A Peaceful Scene...
The Common Buttercup
Although this looks a peaceful scene... with flowers there is always the reminder of death. The common meadow buttercup which once enlivened the English patchwork landscape has been largely beaten back by the might and waste of the European Common Agricultural Policy's grant system. Agri-experts, advisors, government ministers, commercial lobbyists, increasingly poor farmers never learn... modern efficient farming has to be good - the traditional way bad and to be wiped out.
This image was typical of the field surrounding our small house in west Wales. It was teeming with life... as witnessed frequently when our pussy cat Jo-Jo sprang fox-like, high into the air, to pounce down almost on the same spot where she waited for a mouse to appear... and in a completely different way, but equally graceful, were the creamy-white owls from our disused barn who swooped silently on the mice who escaped our cat's claws.
The common buttercup, Upright Meadow Crowfoot Ranunculus acris, is distinguished by a peculiar acridity and can blister and inflame when touched. Of course when buttercups were common in farmer's fields they were scythed with the various swards and dried for hay... and on drying lost all their harmful potent. In it's fresh state cattle dislike it... although hardy creatures their tender mouths blister on chewing it - and all for no nutritional value.
As children we used to think that buttercups made butter yellow... and when you held one under your chin the reflected golden glow indicated radiant health.
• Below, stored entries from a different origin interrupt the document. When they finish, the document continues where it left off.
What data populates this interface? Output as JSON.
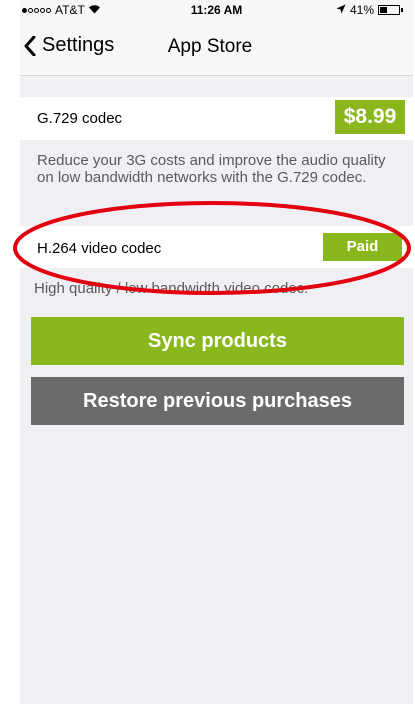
{
  "status_bar": {
    "carrier": "AT&T",
    "time": "11:26 AM",
    "battery": "41%",
    "battery_level": 0.41,
    "signal_bars_filled": 1,
    "signal_bars_total": 5
  },
  "nav": {
    "back_label": "Settings",
    "title": "App Store"
  },
  "products": [
    {
      "name": "G.729 codec",
      "price": "$8.99",
      "description": "Reduce your 3G costs and improve the audio quality on low bandwidth networks with the G.729 codec."
    },
    {
      "name": "H.264 video codec",
      "price": "Paid",
      "description": "High quality / low bandwidth video codec."
    }
  ],
  "buttons": {
    "sync": "Sync products",
    "restore": "Restore previous purchases"
  },
  "colors": {
    "accent_green": "#8ab71c",
    "restore_gray": "#6b6b6b",
    "annotation_red": "#e3000f",
    "background": "#efeff4"
  }
}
We couldn't pick buttercups without picking daisies at the same time, and many a garland or necklace was made and worn as decoration.
Other older and now not-so-common names for the Meadow Crowfoot were kingcups, goldcups and butter flowers of John Gay (1685-1732) and other poets. Gay associates the butter flower with rosemary [which I put in Jo-Jo's garden grave] in his description of a rustic funeral...
"To show their love, the neighbours far and near
Followed with wistful looks the damsel's bier;
Sprigged rosemary the lads and lasses bore,
While dismally the parson walked before.
Upon her grave the rosemary they threw,
The daisy, butter flower, and endive blue."
In France the old name for buttercup is grenouillette a name similar in meaning to the generic Latin name Ranunculus and referring to the moist meadow land in which the plant flourishes if left to be. In French grenouille means frog... a name which used to be applied particularly to Parisians from the marshy lands which the city originally occupied... thus making the English slur not very original to say the least.
The image of our old field of buttercups reminds me of how the streets of London will be today... flowered... peaceful... but with the reminder of death.